那个看着就让人很不爽的栗发少年陪自己打电动……她想在这些讨厌的人身上发泄自己的不满。
反正那些人只是来走走过场,而她能安全活下来的可能性也不大,既然如此,她在人生最后一刻过分点又有什么关系?
但不知不觉中,她的‘报复’里慢慢渗透进了一些‘羞愧’,因为那些人虽然是按命令办事,却依然愿意在最大程度上包容她的那些任性……
她想稍微补救点什么。
于是,她慢慢收起了自己的任性,想和大家关系处好一点。
她不知道自己还有没有以后,因为直到同化前一刻,她的命都还不是自己的,并且随时都有被杀掉的可能。也不知道自己无理取闹后,那些人在任务结束后还愿不愿意做她的朋友。
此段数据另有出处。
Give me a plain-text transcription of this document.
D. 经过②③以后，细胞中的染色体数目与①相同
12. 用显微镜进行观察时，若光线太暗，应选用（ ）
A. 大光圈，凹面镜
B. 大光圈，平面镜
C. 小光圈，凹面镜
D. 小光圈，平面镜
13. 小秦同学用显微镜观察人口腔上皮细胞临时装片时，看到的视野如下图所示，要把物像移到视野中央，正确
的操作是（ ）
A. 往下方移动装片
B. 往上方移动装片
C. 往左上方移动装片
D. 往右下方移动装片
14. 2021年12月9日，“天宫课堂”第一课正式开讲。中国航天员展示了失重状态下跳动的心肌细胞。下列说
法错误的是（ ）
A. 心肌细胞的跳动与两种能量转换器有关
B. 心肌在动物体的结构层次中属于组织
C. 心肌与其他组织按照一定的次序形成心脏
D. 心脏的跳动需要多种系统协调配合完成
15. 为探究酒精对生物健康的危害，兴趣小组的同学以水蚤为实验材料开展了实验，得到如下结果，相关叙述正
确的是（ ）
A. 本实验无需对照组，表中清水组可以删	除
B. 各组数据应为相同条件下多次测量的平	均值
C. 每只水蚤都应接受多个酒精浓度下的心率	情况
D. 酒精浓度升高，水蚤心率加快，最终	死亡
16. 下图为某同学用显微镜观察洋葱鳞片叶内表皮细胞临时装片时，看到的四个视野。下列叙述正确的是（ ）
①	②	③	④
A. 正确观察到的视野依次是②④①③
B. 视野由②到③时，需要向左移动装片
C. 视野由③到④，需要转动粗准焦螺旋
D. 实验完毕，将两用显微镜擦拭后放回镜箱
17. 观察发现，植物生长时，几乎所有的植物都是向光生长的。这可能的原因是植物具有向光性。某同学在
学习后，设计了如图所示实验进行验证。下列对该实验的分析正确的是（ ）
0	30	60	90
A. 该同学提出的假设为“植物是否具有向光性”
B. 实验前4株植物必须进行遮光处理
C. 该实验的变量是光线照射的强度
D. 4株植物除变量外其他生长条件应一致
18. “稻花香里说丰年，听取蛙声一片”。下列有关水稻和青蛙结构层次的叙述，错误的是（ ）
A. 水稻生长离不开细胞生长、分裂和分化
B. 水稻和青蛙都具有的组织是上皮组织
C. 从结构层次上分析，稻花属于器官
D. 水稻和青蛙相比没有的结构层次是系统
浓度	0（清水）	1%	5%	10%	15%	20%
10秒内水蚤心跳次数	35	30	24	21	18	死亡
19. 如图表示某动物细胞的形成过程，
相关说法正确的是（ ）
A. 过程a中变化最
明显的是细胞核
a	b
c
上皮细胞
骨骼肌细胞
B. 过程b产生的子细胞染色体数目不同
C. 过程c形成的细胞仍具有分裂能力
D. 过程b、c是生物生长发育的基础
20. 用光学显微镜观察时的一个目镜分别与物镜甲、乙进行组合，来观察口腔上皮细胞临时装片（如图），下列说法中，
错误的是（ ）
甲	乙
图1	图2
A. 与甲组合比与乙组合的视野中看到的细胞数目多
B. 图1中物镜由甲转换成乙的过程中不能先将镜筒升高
但不妨碍她开始幻想‘未来’,甚至还画了画,将这几天陪她一起闹的朋友都画进了她构筑的世界里。
结果——
“其实一开始,就不存在什么过来保护你们的命令。”
“早在最初,那位傲慢的大小姐就被放弃了。”
她听到了那个栗发少年略显冰冷的声音。
那一刻,她如坠冰窟,身体冷得想要发抖。
不是因为自己被放弃一事,这是她早就知道的事情。
而是她通过这句话突然意识到一件事情——那些人从一开始就没有保护她的义务,是被迫在同时进行好几个任务的情况下还要抽空保护她。